Einfluss des Waldes auf die Schneedeckenstabilität
In der Tat unterscheidet sich die Schneedecke im Wald häufig sehr von der im umliegenden freien Gelände. Je nach Art, Dichte, Alter und Zusammensetzung des Waldes ist dieser Unterschied verschieden stark ausgeprägt.
Einer der offensichtlichsten Einflussfaktoren ist die Schneeinterzeption. Diese beschreibt den Effekt der Baumkronen, die einen Teil des Schnees auffangen während es schneit. In den Bäumen sublimiert der Schnee – er geht also direkt vom festen in den gasförmigen Zustand über – oder er fällt in Form von Schneeklumpen oder Schmelzwasser zu Boden. Durch die Schneeinterzeption ist die Schneedecke im Wald oft weniger mächtig und die Schichten sind weniger strukturiert. Die Schichten sind heterogener, da sie durch herunterfallenden Schnee gebrochen werden. Je nach Waldtyp kann die Menge des auf den Boden fallenden Schnees um 10–50 % geringer sein als im angrenzenden baumfreien Gelände. Immergrüne Nadelbäume, wie die in den Alpen weit verbreitete Waldkiefer, weisen dabei eine höhere Interzeptionsrate auf als winterkarge Laubbäume. In einem lichtbewachsenen Laubwald weicht die Schneedeckenstruktur oft nur leicht vom angrenzenden Freiland ab.

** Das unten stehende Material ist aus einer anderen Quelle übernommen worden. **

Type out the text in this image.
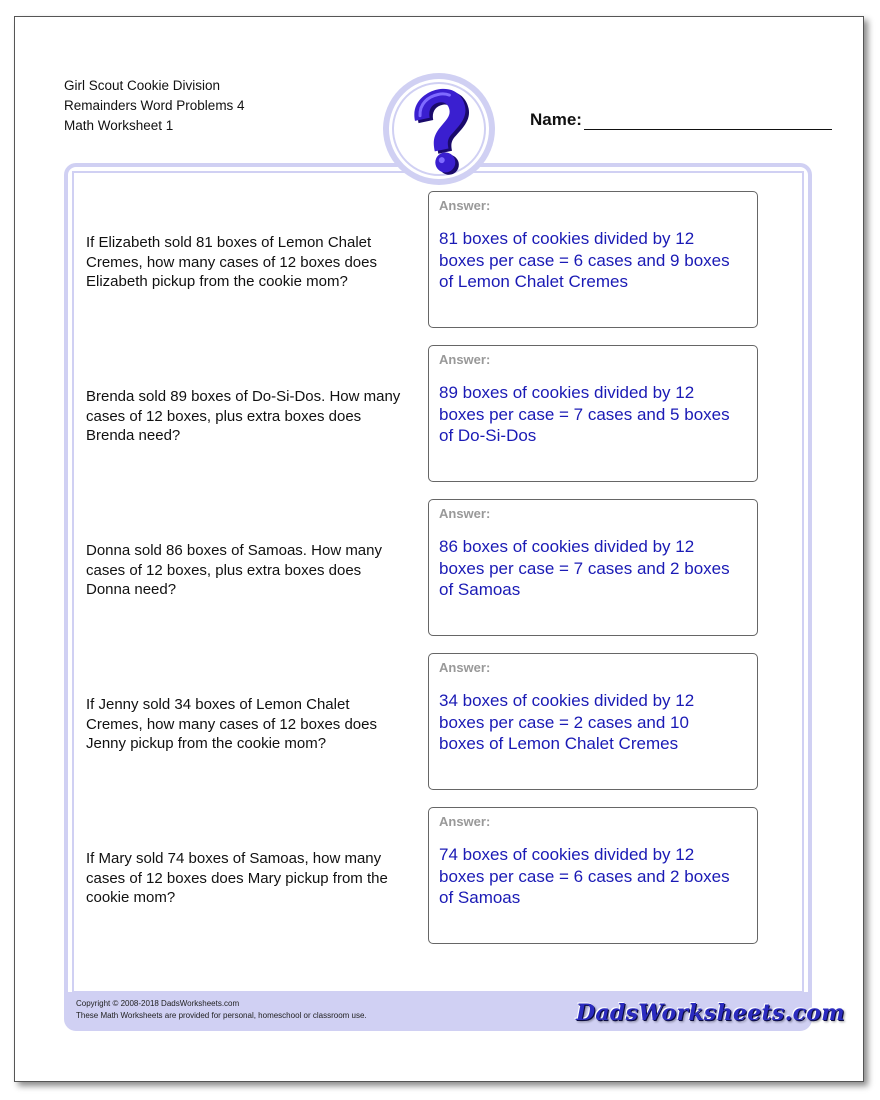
Girl Scout Cookie Division
Remainders Word Problems 4
Math Worksheet 1	Name:
Copyright © 2008-2018 DadsWorksheets.com
These Math Worksheets are provided for personal, homeschool or classroom use.	DadsWorksheets.com
If Elizabeth sold 81 boxes of Lemon Chalet Cremes, how many cases of 12 boxes does Elizabeth pickup from the cookie mom?
Answer:
81 boxes of cookies divided by 12 boxes per case = 6 cases and 9 boxes of Lemon Chalet Cremes
Brenda sold 89 boxes of Do-Si-Dos. How many cases of 12 boxes, plus extra boxes does Brenda need?
Answer:
89 boxes of cookies divided by 12 boxes per case = 7 cases and 5 boxes of Do-Si-Dos
Donna sold 86 boxes of Samoas. How many cases of 12 boxes, plus extra boxes does Donna need?
Answer:
86 boxes of cookies divided by 12 boxes per case = 7 cases and 2 boxes of Samoas
If Jenny sold 34 boxes of Lemon Chalet Cremes, how many cases of 12 boxes does Jenny pickup from the cookie mom?
Answer:
34 boxes of cookies divided by 12 boxes per case = 2 cases and 10 boxes of Lemon Chalet Cremes
If Mary sold 74 boxes of Samoas, how many cases of 12 boxes does Mary pickup from the cookie mom?
Answer:
74 boxes of cookies divided by 12 boxes per case = 6 cases and 2 boxes of Samoas
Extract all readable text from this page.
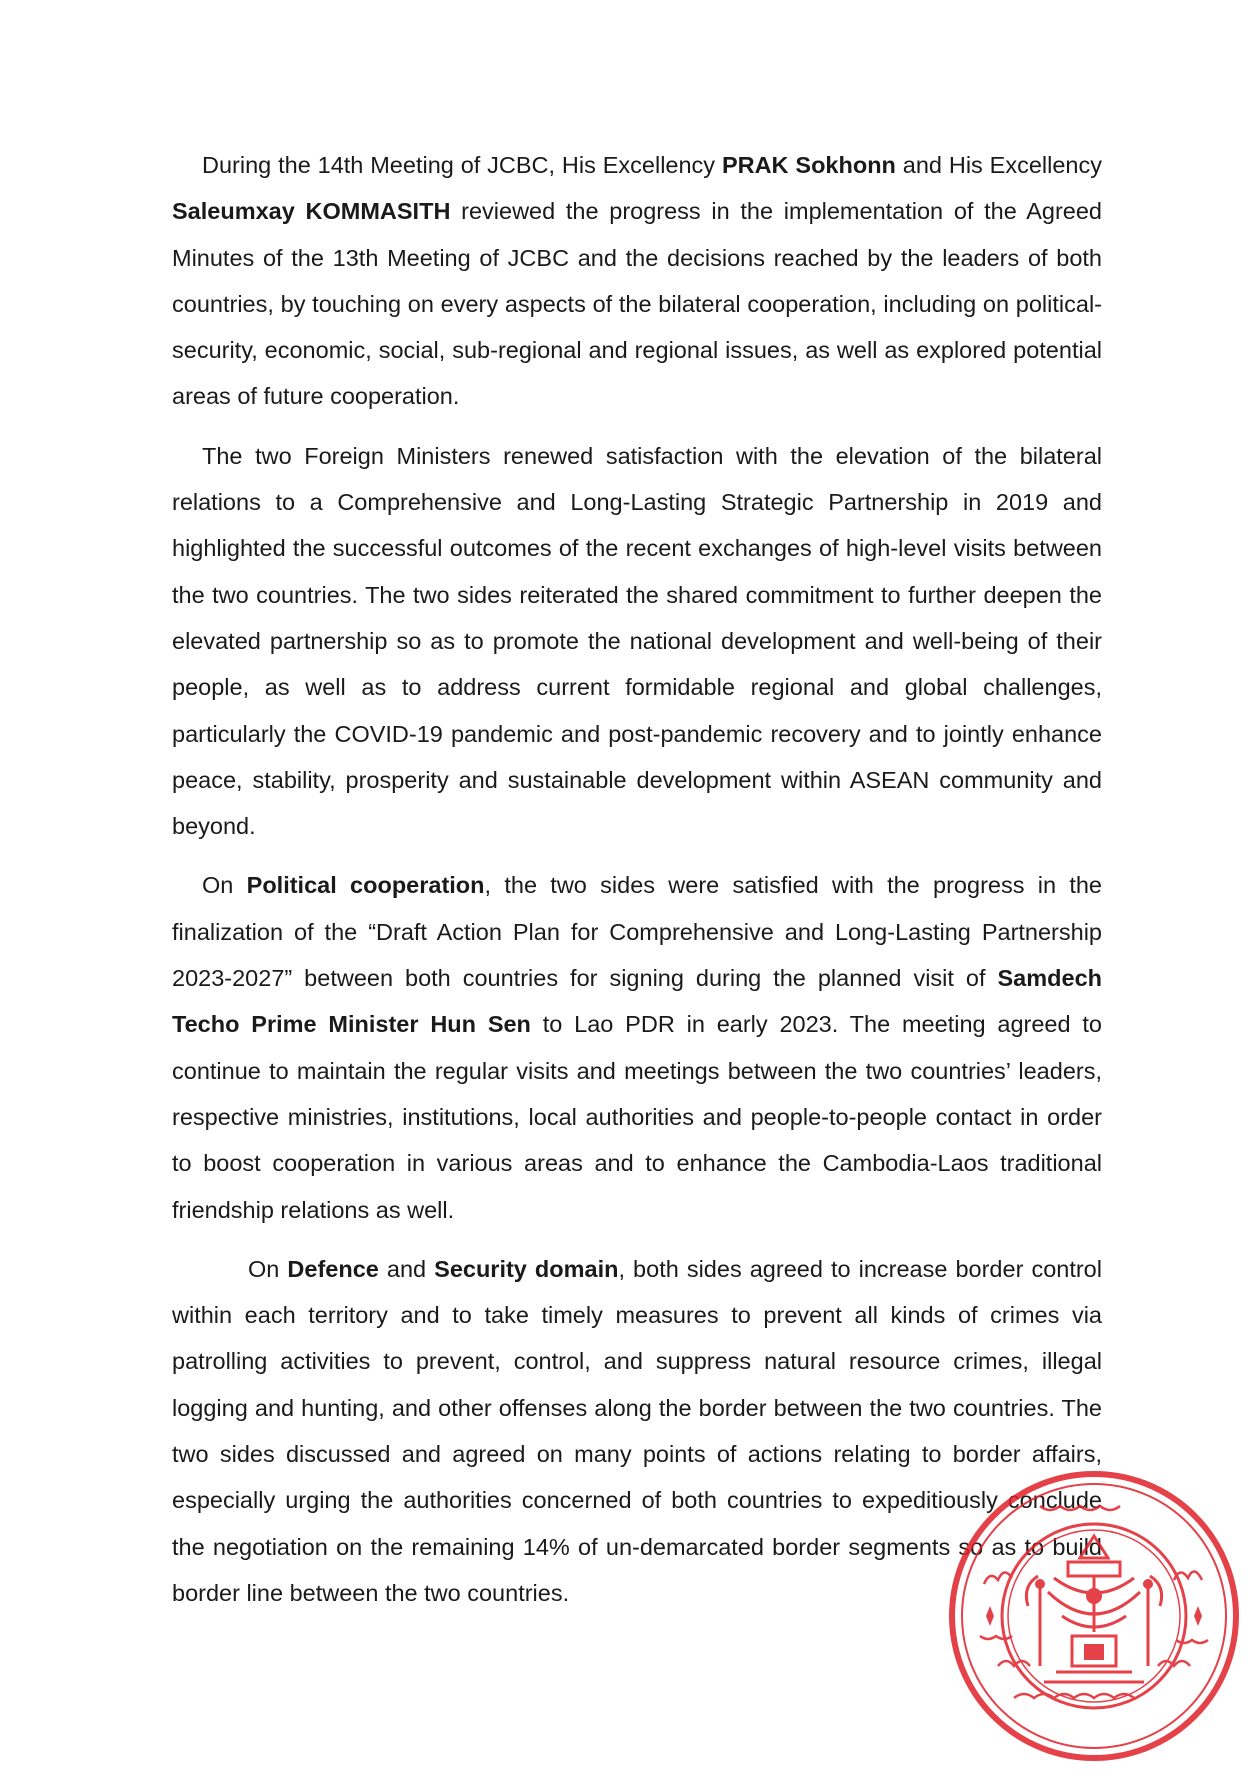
During the 14th Meeting of JCBC, His Excellency PRAK Sokhonn and His Excellency Saleumxay KOMMASITH reviewed the progress in the implementation of the Agreed Minutes of the 13th Meeting of JCBC and the decisions reached by the leaders of both countries, by touching on every aspects of the bilateral cooperation, including on political-security, economic, social, sub-regional and regional issues, as well as explored potential areas of future cooperation.

The two Foreign Ministers renewed satisfaction with the elevation of the bilateral relations to a Comprehensive and Long-Lasting Strategic Partnership in 2019 and highlighted the successful outcomes of the recent exchanges of high-level visits between the two countries. The two sides reiterated the shared commitment to further deepen the elevated partnership so as to promote the national development and well-being of their people, as well as to address current formidable regional and global challenges, particularly the COVID-19 pandemic and post-pandemic recovery and to jointly enhance peace, stability, prosperity and sustainable development within ASEAN community and beyond.

On Political cooperation, the two sides were satisfied with the progress in the finalization of the “Draft Action Plan for Comprehensive and Long-Lasting Partnership 2023-2027” between both countries for signing during the planned visit of Samdech Techo Prime Minister Hun Sen to Lao PDR in early 2023. The meeting agreed to continue to maintain the regular visits and meetings between the two countries’ leaders, respective ministries, institutions, local authorities and people-to-people contact in order to boost cooperation in various areas and to enhance the Cambodia-Laos traditional friendship relations as well.

On Defence and Security domain, both sides agreed to increase border control within each territory and to take timely measures to prevent all kinds of crimes via patrolling activities to prevent, control, and suppress natural resource crimes, illegal logging and hunting, and other offenses along the border between the two countries. The two sides discussed and agreed on many points of actions relating to border affairs, especially urging the authorities concerned of both countries to expeditiously conclude the negotiation on the remaining 14% of un-demarcated border segments so as to build border line between the two countries.
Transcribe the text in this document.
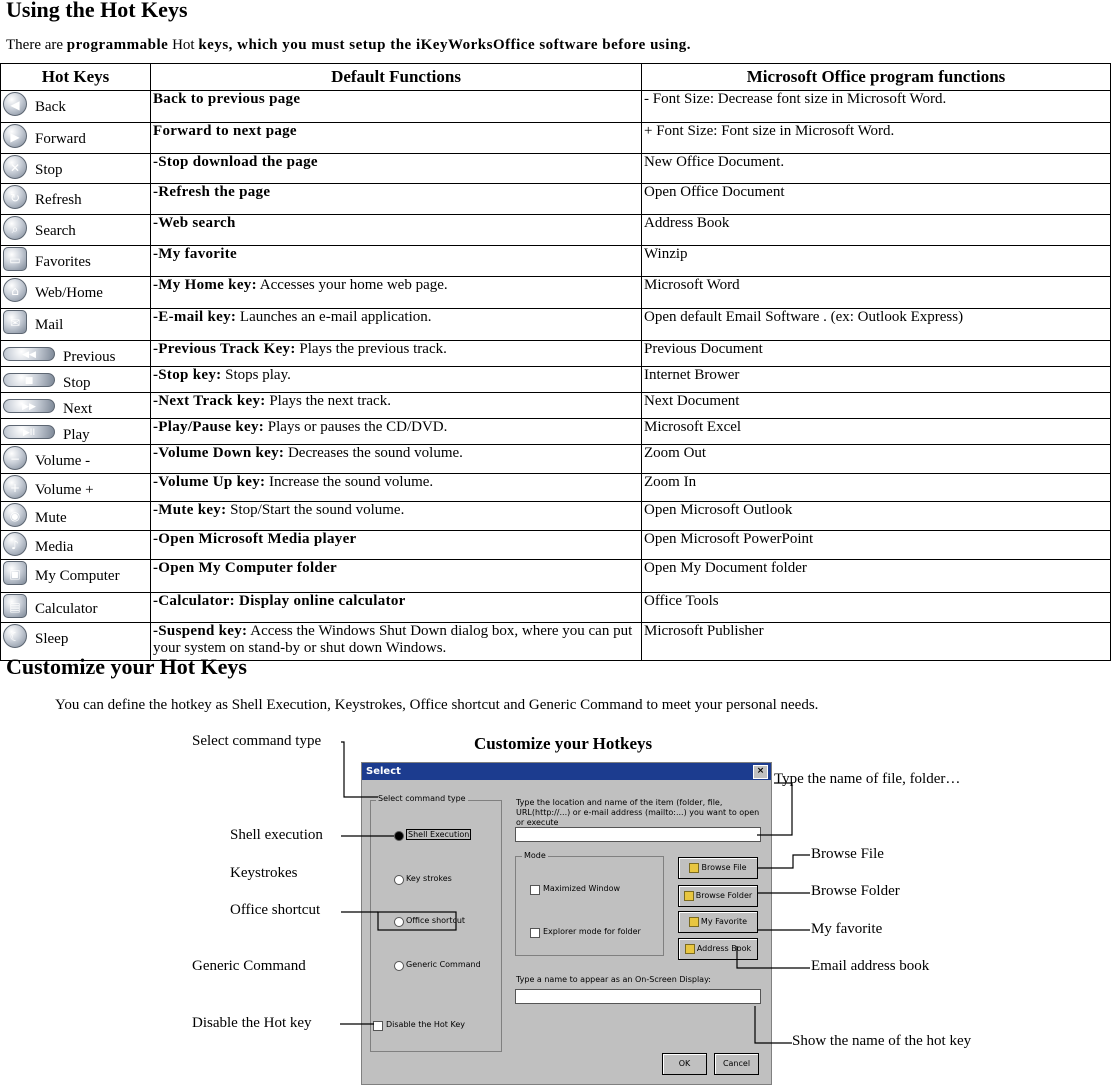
Using the Hot Keys
There are programmable Hot keys, which you must setup the iKeyWorksOffice software before using.
Hot Keys	Default Functions	Microsoft Office program functions
◀ Back	Back to previous page	- Font Size: Decrease font size in Microsoft Word.
▶ Forward	Forward to next page	+ Font Size: Font size in Microsoft Word.
✕ Stop	-Stop download the page	New Office Document.
↻ Refresh	-Refresh the page	Open Office Document
⌕ Search	-Web search	Address Book
▭ Favorites	-My favorite	Winzip
⌂ Web/Home	-My Home key: Accesses your home web page.	Microsoft Word
✉ Mail	-E-mail key: Launches an e-mail application.	Open default Email Software . (ex: Outlook Express)
◀◀ Previous	-Previous Track Key: Plays the previous track.	Previous Document
■ Stop	-Stop key: Stops play.	Internet Brower
▶▶ Next	-Next Track key: Plays the next track.	Next Document
▶II Play	-Play/Pause key: Plays or pauses the CD/DVD.	Microsoft Excel
− Volume -	-Volume Down key: Decreases the sound volume.	Zoom Out
+ Volume +	-Volume Up key: Increase the sound volume.	Zoom In
◉ Mute	-Mute key: Stop/Start the sound volume.	Open Microsoft Outlook
♪ Media	-Open Microsoft Media player	Open Microsoft PowerPoint
▣ My Computer	-Open My Computer folder	Open My Document folder
▤ Calculator	-Calculator: Display online calculator	Office Tools
☾ Sleep	-Suspend key: Access the Windows Shut Down dialog box, where you can put your system on stand-by or shut down Windows.	Microsoft Publisher
Customize your Hot Keys
You can define the hotkey as Shell Execution, Keystrokes, Office shortcut and Generic Command to meet your personal needs.
Customize your Hotkeys
Select	×
Select command type
Shell Execution
Key strokes
Office shortcut
Generic Command
Type the location and name of the item (folder, file, URL(http://...) or e-mail address (mailto:...) you want to open or execute
Mode
Maximized Window
Explorer mode for folder
Browse File
Browse Folder
My Favorite
Address Book
Type a name to appear as an On-Screen Display:
Disable the Hot Key
OK	Cancel
Select command type
Shell execution
Keystrokes
Office shortcut
Generic Command
Disable the Hot key
Type the name of file, folder…
Browse File
Browse Folder
My favorite
Email address book
Show the name of the hot key
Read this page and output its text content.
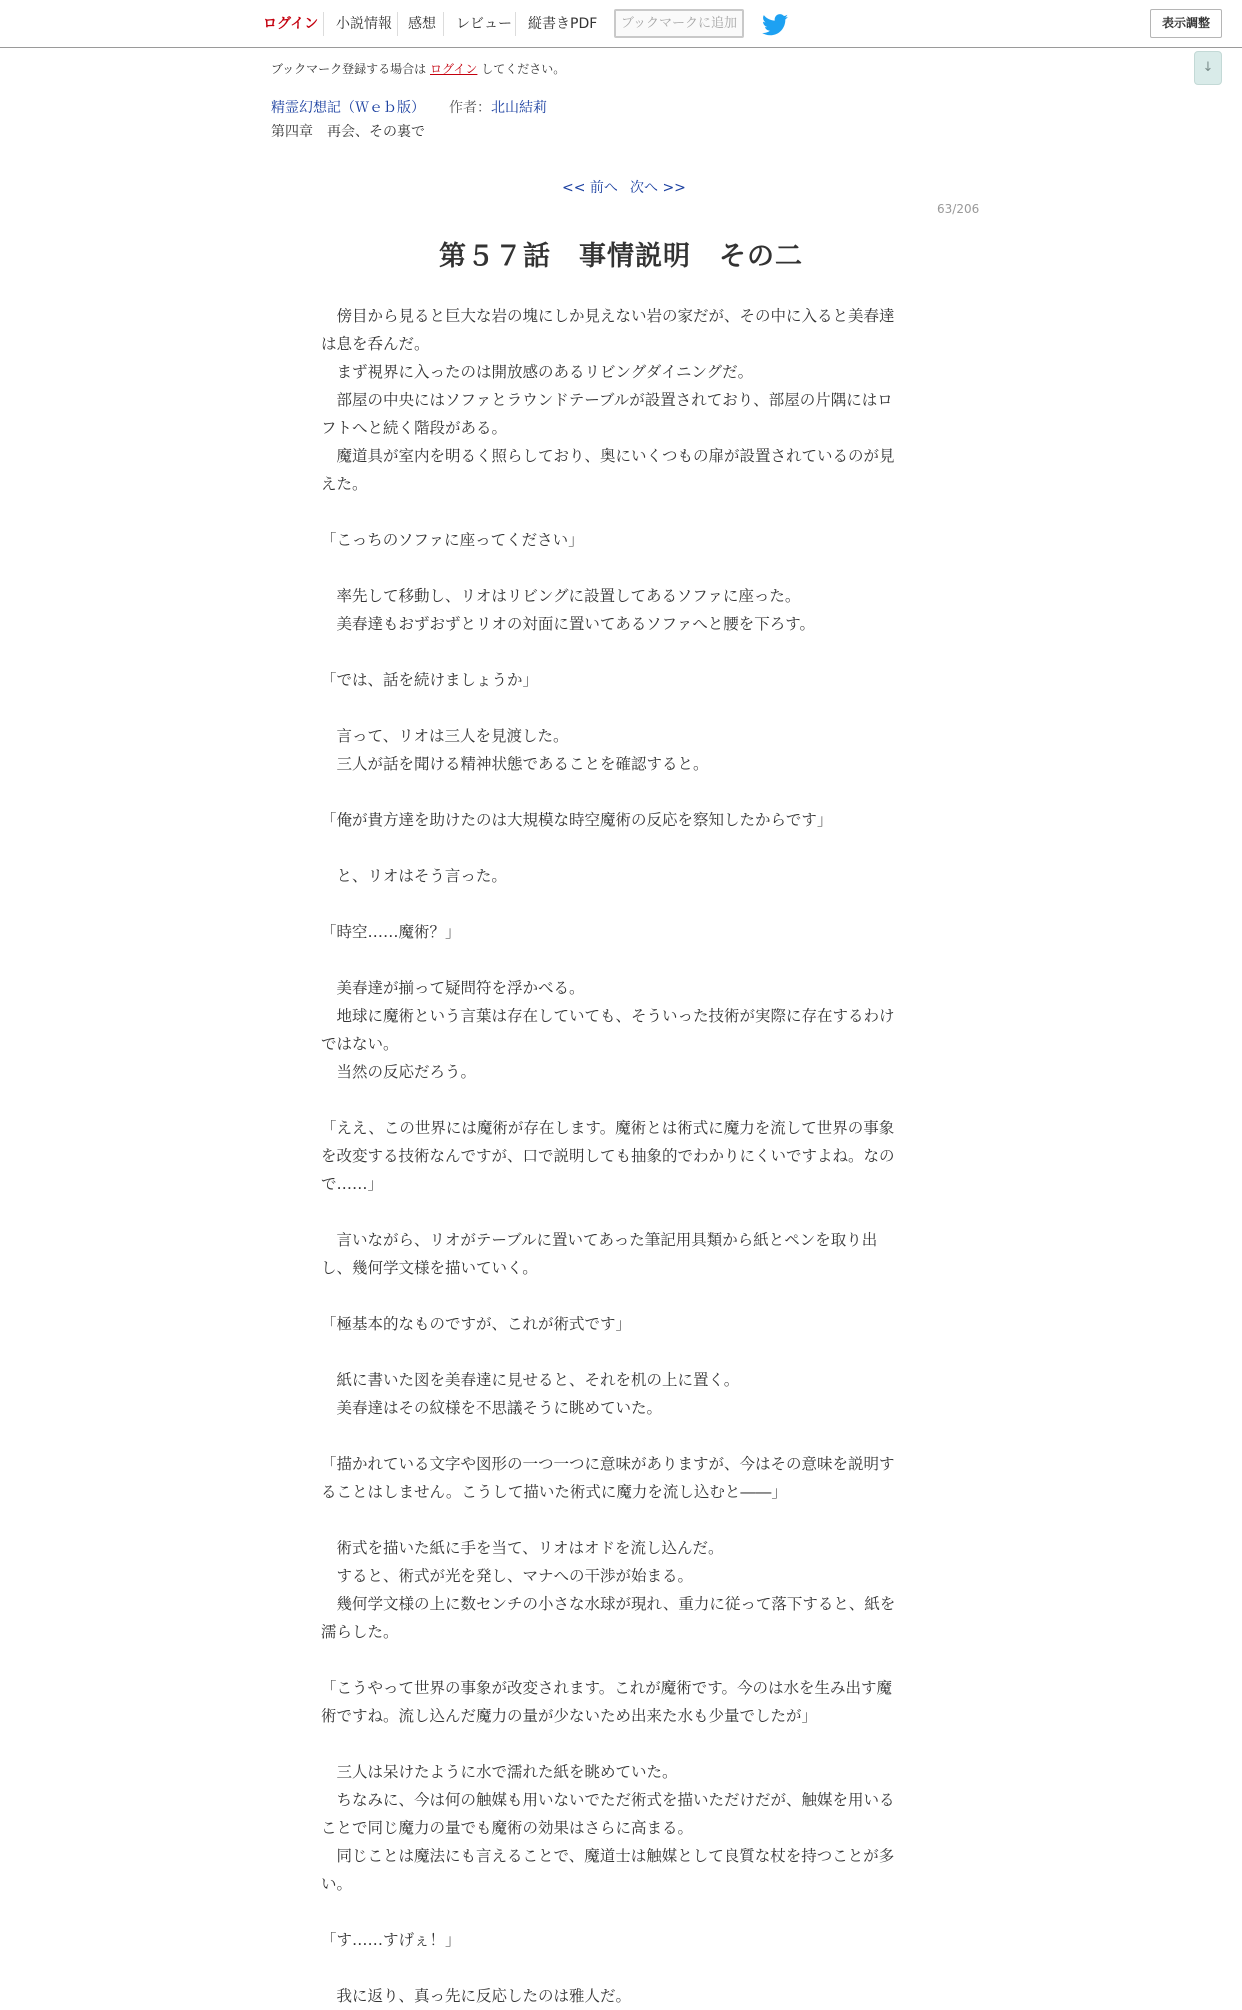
ログイン 小説情報 感想 レビュー 縦書きPDF	ブックマークに追加	表示調整
↓
ブックマーク登録する場合は ログイン してください。
精霊幻想記（Ｗｅｂ版） 作者： 北山結莉
第四章　再会、その裏で
<< 前へ 次へ >>
63/206
第５７話　事情説明　その二
　傍目から見ると巨大な岩の塊にしか見えない岩の家だが、その中に入ると美春達
は息を呑んだ。
　まず視界に入ったのは開放感のあるリビングダイニングだ。
　部屋の中央にはソファとラウンドテーブルが設置されており、部屋の片隅にはロ
フトへと続く階段がある。
　魔道具が室内を明るく照らしており、奥にいくつもの扉が設置されているのが見
えた。
「こっちのソファに座ってください」
　率先して移動し、リオはリビングに設置してあるソファに座った。
　美春達もおずおずとリオの対面に置いてあるソファへと腰を下ろす。
「では、話を続けましょうか」
　言って、リオは三人を見渡した。
　三人が話を聞ける精神状態であることを確認すると。
「俺が貴方達を助けたのは大規模な時空魔術の反応を察知したからです」
　と、リオはそう言った。
「時空……魔術？」
　美春達が揃って疑問符を浮かべる。
　地球に魔術という言葉は存在していても、そういった技術が実際に存在するわけ
ではない。
　当然の反応だろう。
「ええ、この世界には魔術が存在します。魔術とは術式に魔力を流して世界の事象
を改変する技術なんですが、口で説明しても抽象的でわかりにくいですよね。なの
で……」
　言いながら、リオがテーブルに置いてあった筆記用具類から紙とペンを取り出
し、幾何学文様を描いていく。
「極基本的なものですが、これが術式です」
　紙に書いた図を美春達に見せると、それを机の上に置く。
　美春達はその紋様を不思議そうに眺めていた。
「描かれている文字や図形の一つ一つに意味がありますが、今はその意味を説明す
ることはしません。こうして描いた術式に魔力を流し込むと――」
　術式を描いた紙に手を当て、リオはオドを流し込んだ。
　すると、術式が光を発し、マナへの干渉が始まる。
　幾何学文様の上に数センチの小さな水球が現れ、重力に従って落下すると、紙を
濡らした。
「こうやって世界の事象が改変されます。これが魔術です。今のは水を生み出す魔
術ですね。流し込んだ魔力の量が少ないため出来た水も少量でしたが」
　三人は呆けたように水で濡れた紙を眺めていた。
　ちなみに、今は何の触媒も用いないでただ術式を描いただけだが、触媒を用いる
ことで同じ魔力の量でも魔術の効果はさらに高まる。
　同じことは魔法にも言えることで、魔道士は触媒として良質な杖を持つことが多
い。
「す……すげぇ！」
　我に返り、真っ先に反応したのは雅人だ。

Ein weiterer Einflussfaktor auf die Schneedecke ist die Dichte des Waldes. Egal ob Nadel- oder Laubbaum, die Stämme können in beiden Fällen stützend auf die Schneedecke wirken. Allerdings kann man erst von einer vollständigen Stützwirkung sprechen, wenn die Dichte der Bäume das Skifahren quasi unmöglich macht. Um Lawinenbrüche im Wald zu verhindern, können je nach Hangneigung bis zu 1000 Stämme pro Hektar notwendig sein.
Ein dichter Wald stellt zudem eine Barriere für den Wind dar. Schneeverfrachtungen und folglich gebundene Schneeschichten, auch bekannt als Triebschnee, treten damit seltener auf. In Rinnen und Mulden im Wald akkumuliert auf Grund der Schneeinterzeption und der geringeren Schneeverfrachtung weniger Schnee als in waldfreien Gebieten.
Das im Wald vorhandene Mikroklima beeinflusst ebenfalls die Schneedeckenstabilität. Der durch die Bäume gespendete Schatten verringert die Erwärmung der Schneedecke im Tagesverlauf. Der Unterschied zum Freiland kann hierbei bis zu vier Grad ausmachen. Gleichzeitig erwärmen sich die Bäume im Laufe des Tages und geben nachts Wärmeenergie ab. Die nächtliche Temperatur kann somit im Wald bis zu einem Grad höher sein. Dieses Mikroklima verringert die Wahrscheinlichkeit für die Bildung von Oberflächenreif, eine der tückischsten Schwachschichten.
Generell bietet der Wald also viel Potenzial für stabile Verhältnisse. Seine Struktur erhöht die Bodenrauigkeit und er bildet somit einen Widerstand für hangabwärtsgleitenden Schnee. Dennoch ist es wichtig, sich bewusst zu sein, dass man auch hier sämtlichen Lawinenrisiken ausgesetzt sein kann und man sich dementsprechend verhalten sollte. Unter Umständen kann der Wald die Lawinengefahr sogar erhöhen.